Jonathan Shapiro, who signs “Zapiro” on his cartoons, said his newspaper editors grew edgy earlier this year when he submitted an image of an ailing Mandela in bed, holding hands with a forlorn nation — symbolized by a map of South Africa with a frowning face. It captured the angst of South Africans who revere the former president and peacemaker, and worry about a future without him, even though the 95-year-old is long retired and has been critically ill for months.

“I know it’s hard, but we have to start letting go … ” Mandela tells the nation in the cartoon.
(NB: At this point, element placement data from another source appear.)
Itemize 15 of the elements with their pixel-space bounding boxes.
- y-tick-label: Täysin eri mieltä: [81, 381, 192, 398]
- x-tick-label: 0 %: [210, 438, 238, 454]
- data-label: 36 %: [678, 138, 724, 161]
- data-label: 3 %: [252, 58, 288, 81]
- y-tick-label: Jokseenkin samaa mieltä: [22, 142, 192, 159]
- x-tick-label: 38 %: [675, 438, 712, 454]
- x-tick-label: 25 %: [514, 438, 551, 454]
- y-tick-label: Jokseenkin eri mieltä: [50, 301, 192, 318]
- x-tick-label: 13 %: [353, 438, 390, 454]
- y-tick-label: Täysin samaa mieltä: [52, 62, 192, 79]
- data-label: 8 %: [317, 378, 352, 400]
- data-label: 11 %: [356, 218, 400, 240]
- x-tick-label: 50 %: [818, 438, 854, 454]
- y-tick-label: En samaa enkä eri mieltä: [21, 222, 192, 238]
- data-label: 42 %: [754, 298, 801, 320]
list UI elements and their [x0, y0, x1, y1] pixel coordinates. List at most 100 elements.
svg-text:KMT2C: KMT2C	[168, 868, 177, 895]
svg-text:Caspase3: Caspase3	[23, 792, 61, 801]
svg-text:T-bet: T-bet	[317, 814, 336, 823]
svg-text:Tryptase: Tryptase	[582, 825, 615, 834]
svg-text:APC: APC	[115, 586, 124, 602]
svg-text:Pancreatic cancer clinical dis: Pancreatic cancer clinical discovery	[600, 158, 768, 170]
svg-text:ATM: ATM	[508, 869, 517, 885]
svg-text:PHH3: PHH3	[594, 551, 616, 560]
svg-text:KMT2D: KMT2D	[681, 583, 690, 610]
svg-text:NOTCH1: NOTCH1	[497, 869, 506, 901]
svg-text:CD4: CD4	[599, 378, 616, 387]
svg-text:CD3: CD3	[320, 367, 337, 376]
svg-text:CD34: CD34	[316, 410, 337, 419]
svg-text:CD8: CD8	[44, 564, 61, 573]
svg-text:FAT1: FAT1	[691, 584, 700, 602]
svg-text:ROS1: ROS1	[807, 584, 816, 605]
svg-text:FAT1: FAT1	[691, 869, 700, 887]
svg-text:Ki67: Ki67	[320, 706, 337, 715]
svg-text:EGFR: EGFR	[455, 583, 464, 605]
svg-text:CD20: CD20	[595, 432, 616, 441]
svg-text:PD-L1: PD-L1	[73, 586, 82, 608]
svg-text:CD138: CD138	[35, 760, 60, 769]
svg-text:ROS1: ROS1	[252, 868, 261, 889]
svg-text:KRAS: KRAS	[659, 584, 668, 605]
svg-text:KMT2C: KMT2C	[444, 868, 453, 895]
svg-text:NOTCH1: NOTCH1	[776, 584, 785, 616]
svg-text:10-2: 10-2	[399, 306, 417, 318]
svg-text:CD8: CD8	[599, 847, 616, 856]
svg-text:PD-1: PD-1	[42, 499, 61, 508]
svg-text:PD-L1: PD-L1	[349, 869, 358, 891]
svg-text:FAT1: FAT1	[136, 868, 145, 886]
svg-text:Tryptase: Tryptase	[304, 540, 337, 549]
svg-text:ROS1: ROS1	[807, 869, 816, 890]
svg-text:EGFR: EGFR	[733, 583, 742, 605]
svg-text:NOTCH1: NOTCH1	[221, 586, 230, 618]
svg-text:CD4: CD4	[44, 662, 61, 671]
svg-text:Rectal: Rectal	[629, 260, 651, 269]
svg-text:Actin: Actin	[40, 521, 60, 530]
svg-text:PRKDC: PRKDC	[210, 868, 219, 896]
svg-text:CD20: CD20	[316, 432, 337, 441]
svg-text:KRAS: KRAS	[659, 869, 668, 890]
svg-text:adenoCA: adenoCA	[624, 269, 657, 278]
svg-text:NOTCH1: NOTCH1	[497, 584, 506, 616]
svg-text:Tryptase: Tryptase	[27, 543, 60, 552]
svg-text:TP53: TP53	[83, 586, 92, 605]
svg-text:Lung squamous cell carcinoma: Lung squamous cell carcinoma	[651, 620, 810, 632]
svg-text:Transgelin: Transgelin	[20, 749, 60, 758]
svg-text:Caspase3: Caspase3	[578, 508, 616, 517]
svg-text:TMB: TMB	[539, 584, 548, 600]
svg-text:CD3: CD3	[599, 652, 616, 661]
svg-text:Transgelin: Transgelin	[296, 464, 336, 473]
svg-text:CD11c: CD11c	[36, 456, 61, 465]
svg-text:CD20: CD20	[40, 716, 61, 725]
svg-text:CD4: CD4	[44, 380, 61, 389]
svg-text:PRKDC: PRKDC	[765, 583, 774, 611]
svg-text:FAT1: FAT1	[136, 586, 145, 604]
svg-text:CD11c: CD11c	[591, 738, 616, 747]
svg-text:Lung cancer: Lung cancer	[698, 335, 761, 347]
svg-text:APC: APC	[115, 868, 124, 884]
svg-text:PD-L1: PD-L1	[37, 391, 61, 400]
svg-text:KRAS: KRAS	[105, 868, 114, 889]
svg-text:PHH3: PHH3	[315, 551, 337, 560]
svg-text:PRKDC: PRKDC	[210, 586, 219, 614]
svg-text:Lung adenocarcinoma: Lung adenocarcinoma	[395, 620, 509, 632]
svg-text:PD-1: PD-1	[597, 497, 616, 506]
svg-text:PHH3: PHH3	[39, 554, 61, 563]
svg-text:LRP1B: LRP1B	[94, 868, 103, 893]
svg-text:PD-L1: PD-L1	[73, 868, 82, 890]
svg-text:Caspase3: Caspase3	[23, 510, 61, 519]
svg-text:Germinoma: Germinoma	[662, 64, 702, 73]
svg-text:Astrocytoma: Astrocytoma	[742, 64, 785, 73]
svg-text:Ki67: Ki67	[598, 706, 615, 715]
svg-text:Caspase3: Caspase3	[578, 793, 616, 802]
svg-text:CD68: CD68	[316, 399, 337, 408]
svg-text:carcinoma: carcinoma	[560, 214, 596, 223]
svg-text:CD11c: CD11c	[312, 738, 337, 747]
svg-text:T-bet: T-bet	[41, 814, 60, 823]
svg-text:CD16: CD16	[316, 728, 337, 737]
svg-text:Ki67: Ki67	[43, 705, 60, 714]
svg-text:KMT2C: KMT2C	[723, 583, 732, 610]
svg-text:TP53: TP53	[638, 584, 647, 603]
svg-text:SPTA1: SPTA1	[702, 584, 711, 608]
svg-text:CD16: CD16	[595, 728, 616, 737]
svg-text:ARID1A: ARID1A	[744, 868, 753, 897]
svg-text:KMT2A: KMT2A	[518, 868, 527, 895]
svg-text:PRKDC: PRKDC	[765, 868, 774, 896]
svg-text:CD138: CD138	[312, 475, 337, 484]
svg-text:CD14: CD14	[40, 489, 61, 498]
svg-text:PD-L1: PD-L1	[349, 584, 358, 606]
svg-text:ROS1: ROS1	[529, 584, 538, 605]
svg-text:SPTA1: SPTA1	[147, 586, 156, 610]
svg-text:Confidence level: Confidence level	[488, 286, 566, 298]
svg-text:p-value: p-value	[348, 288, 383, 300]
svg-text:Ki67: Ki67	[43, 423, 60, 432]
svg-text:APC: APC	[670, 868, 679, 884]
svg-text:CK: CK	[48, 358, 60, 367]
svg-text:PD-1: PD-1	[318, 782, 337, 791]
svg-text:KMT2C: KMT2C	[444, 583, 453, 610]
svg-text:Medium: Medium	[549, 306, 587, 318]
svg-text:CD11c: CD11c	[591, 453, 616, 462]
Shapiro, 55, has made a career of stripping away taboos and artifice with satire. Sometimes he gets sued, most notably by President Jacob Zuma. The Mandela cartoon in April for The Times, a South African newspaper, was one of his gentler efforts and a commentary on a nation that showed promise on Mandela’s watch after the end of white rule in 1994 but grapples today with economic inequality, corruption and other ills.

“I think people are saying, ‘We have to move on from where we are at the moment because we’re not in a good place,'” Shapiro said last week at the annual dinner of the Foreign Correspondents’ Association.

Shapiro, who has worked for a variety of South African newspapers in the past two decades, pokes relentlessly at politicians, athletes, celebrities and institutions.

“When I get into those dark spaces and I think about some of the things that are happening, I’m afraid I just let rip,” he said in a summation of his work this year.

One of those spaces involved a Mozambican taxi driver who died after he was dragged from a South African police vehicle in February, depicted by Shapiro in a Sunday Times cartoon. “SA’s reputation,” reads a caption on the victim’s shirt.

South Africa often engages in a push-and-pull over its international image. Shapiro’s cartoon captured just how bad things sometimes look to the outside world. In contrast, Brand South Africa, a state-funded agency, seeks to build national pride and attract investment.

Shapiro has recently been criticized for a cartoon depicting the Hindu deity Ganesha as a wealthy symbol of Indian cricket, whose team embarks on a shortened tour of South Africa next month amid a row with South African cricket officials.

“This is a metaphor and it’s so obviously not an attack on Hinduism,” said Shapiro, who has not been sued for the image.

Commentator Kalim Rajab wrote on the Daily Maverick website that Shapiro’s choice of deity was unfortunate and that he expected Hindus to express their concern. But he described the cartoon as a legitimate social comment.

“Artists (and particularly satirists, which Zapiro is) are there to provoke, to push the boundaries, to ask the uncomfortable questions — because this is ultimately how we move forward as a society,” Rajab wrote.

In 2008, two years after Jacob Zuma was acquitted of rape charges, Shapiro depicted him with his pants unzipped, preparing to rape a blindfolded, female figure of Lady Justice. Shapiro was commenting at the time on allegations Zuma was trying to intimidate legal authorities. Zuma became South Africa’s president in 2009 and later sued the cartoonist for alleged defamation, but dropped the case last year. In doing so, Zuma said freedom of expression must be balanced with the right to dignity and privacy.

Legal problems are not new to Shapiro, who was arrested and detained when his cartoons took on South Africa’s apartheid regime.

“I may seem flippant,” Shapiro said. “But underneath, I’m a fighter.”